Kesenjangan Akses dan Kualitas: Cermin Gagalnya Pemerataan Keadilan Sosial
Masih terlalu banyak anak-anak bangsa yang kesulitan mengakses pendidikan bermutu hanya karena lahir di pelosok atau berasal dari keluarga miskin. Kesenjangan pendidikan antara pusat dan daerah, kota dan desa, swasta dan negeri, semua dibiarkan melebar. Pemerintah pusat terlalu sibuk menyusun kurikulum dan regulasi teknis, namun tidak membangun sistem distribusi pendidikan yang adil dan menjangkau seluruh anak bangsa.
Ini bukan semata soal anggaran, tapi soal struktur kekuasaan pendidikan yang terlalu sentralistik dan elitis.
Pendidikan Tidak Relevan dengan Kebutuhan Bangsa
Kurikulum berubah-ubah mengikuti menteri, bukan mengikuti arah peradaban. Lulusan perguruan tinggi bingung cari kerja, lulusan SMK tidak siap kerja, dan pendidikan karakter menjadi jargon kosong. Sistem pendidikan kita tidak punya peta jalan yang menyatu dengan strategi kebangsaan. Padahal, pendidikan seharusnya mencetak manusia yang mengerti negaranya, bukan hanya mengejar ranking PISA (Programme for International Student Assessment).
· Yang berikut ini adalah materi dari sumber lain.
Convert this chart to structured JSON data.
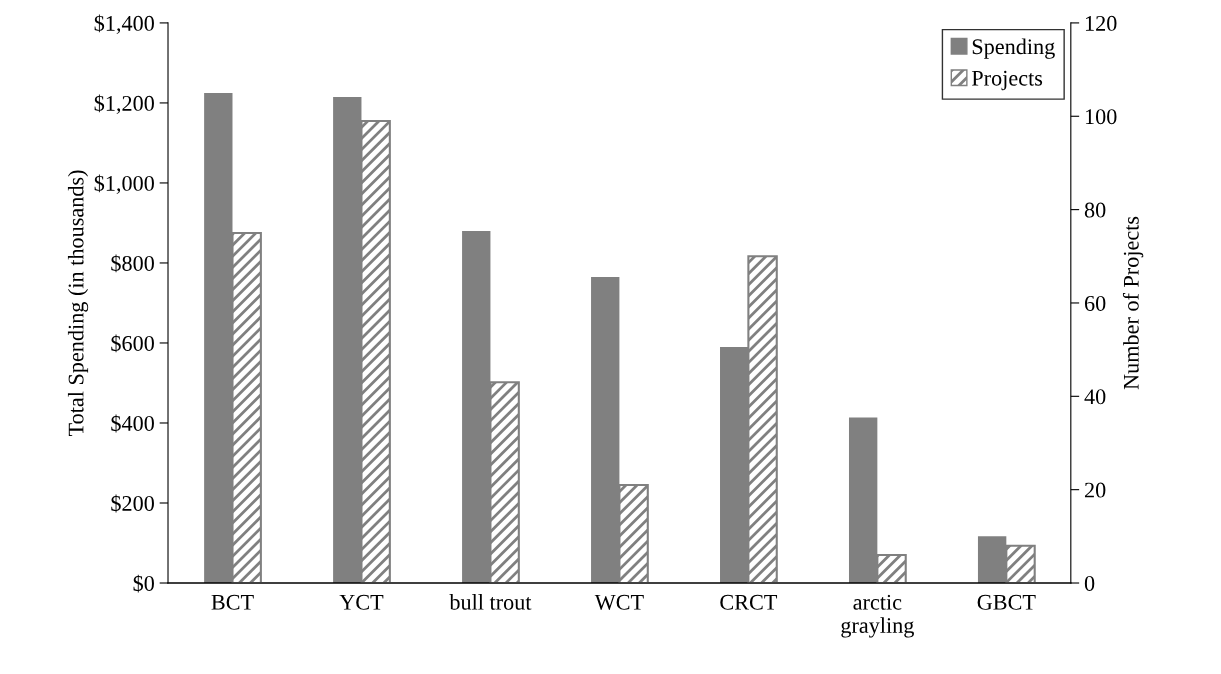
{
  "chart_data": {
    "type": "bar",
    "categories": [
      "BCT",
      "YCT",
      "bull trout",
      "WCT",
      "CRCT",
      "arctic\ngrayling",
      "GBCT"
    ],
    "series": [
      {
        "name": "Spending",
        "color": "#808080",
        "values": [
          1225,
          1215,
          880,
          765,
          590,
          414,
          117
        ]
      },
      {
        "name": "Projects",
        "color": "#808080",
        "axis": "y2",
        "values": [
          75,
          99,
          43,
          21,
          70,
          6,
          8
        ]
      }
    ],
    "ylabel": "Total Spending (in thousands)",
    "y2label": "Number of Projects",
    "ylim": [
      0,
      1400
    ],
    "yticks": [
      {
        "value": 0,
        "label": "$0"
      },
      {
        "value": 200,
        "label": "$200"
      },
      {
        "value": 400,
        "label": "$400"
      },
      {
        "value": 600,
        "label": "$600"
      },
      {
        "value": 800,
        "label": "$800"
      },
      {
        "value": 1000,
        "label": "$1,000"
      },
      {
        "value": 1200,
        "label": "$1,200"
      },
      {
        "value": 1400,
        "label": "$1,400"
      }
    ],
    "y2lim": [
      0,
      120
    ],
    "y2ticks": [
      0,
      20,
      40,
      60,
      80,
      100,
      120
    ],
    "legend": "top right",
    "grid": false
  }
}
Struktur Ketatanegaraan Gagal Melindungi Pendidikan dari Kepentingan (kejahatan) Politik
Kesalahan terbesar kita adalah menempatkan pendidikan di bawah kendali (kejahatan) politik jangka pendek. Menteri berganti, kebijakan berubah. Kepala daerah ikut mencampuri urusan teknis pendidikan. Bahkan dunia pendidikan tidak diberi otonomi untuk tumbuh sebagai institusi budaya bangsa.
Ini semua karena struktur ketatanegaraan tidak memiliki konsep yang jelas tentang kedaulatan pendidikan. Pendidikan hanya dianggap sektor, bukan pilar peradaban. Padahal dalam banyak negara maju, pendidikan dikelola oleh lembaga khusus yang otonom, independen, dan hanya tunduk pada konstitusi kebudayaan.
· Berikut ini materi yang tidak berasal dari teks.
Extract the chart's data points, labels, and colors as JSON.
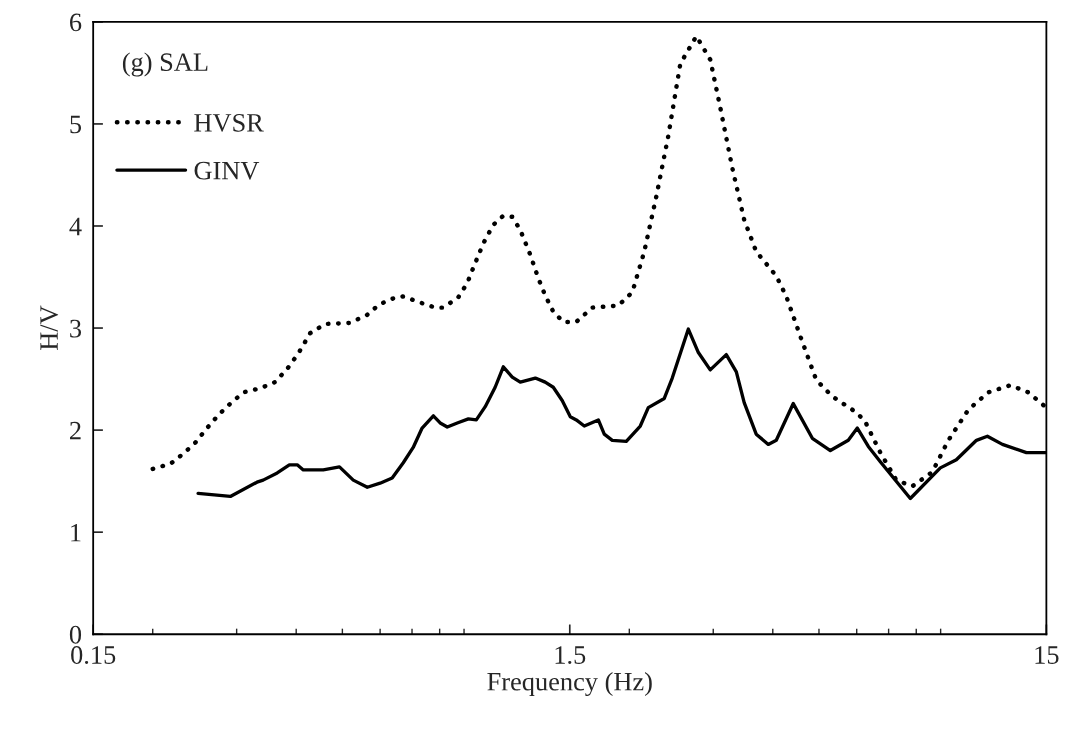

Solusi: Pendidikan Harus Kembali Menjadi Urusan Negara, Bukan Pemerintah
Sudah saatnya kita memisahkan antara negara dan pemerintah dalam urusan pendidikan. Negara harus menetapkan ideologi pendidikan nasional yang tidak bisa diubah oleh kepentingan partai atau menteri. Pemerintah cukup sebagai pelaksana.
Kita juga harus memiliki:
- Majelis Pendidikan Nasional yang bersifat konstitusional, bukan administratif.
- Desentralisasi pendidikan berbasis budaya lokal, agar kurikulum tidak terpusat tapi tetap dalam bingkai Pancasila.
- Pendidikan karakter berbasis integritas, bukan sekadar moralitas kosong.
Penutup: Pendidikan Bukan Proyek, Tapi Takdir Peradaban
Jika negara terus menjadikan pendidikan sebagai bagian dari mekanisme birokrasi dan bukan sebagai jantung kebudayaan nasional, maka generasi emas 2045 hanyalah mimpi kosong.
Dan bila pendidikan terus ditundukkan oleh struktur ketatanegaraan yang keliru, maka jangan salahkan anak bangsa ketika mereka kehilangan jati diri, kehilangan daya saing, dan kehilangan semangat untuk membangun bangsanya sendiri.
Negara besar dibangun oleh sistem pendidikan yang besar. Tapi sistem pendidikan tidak akan pernah besar jika struktur negara rusak.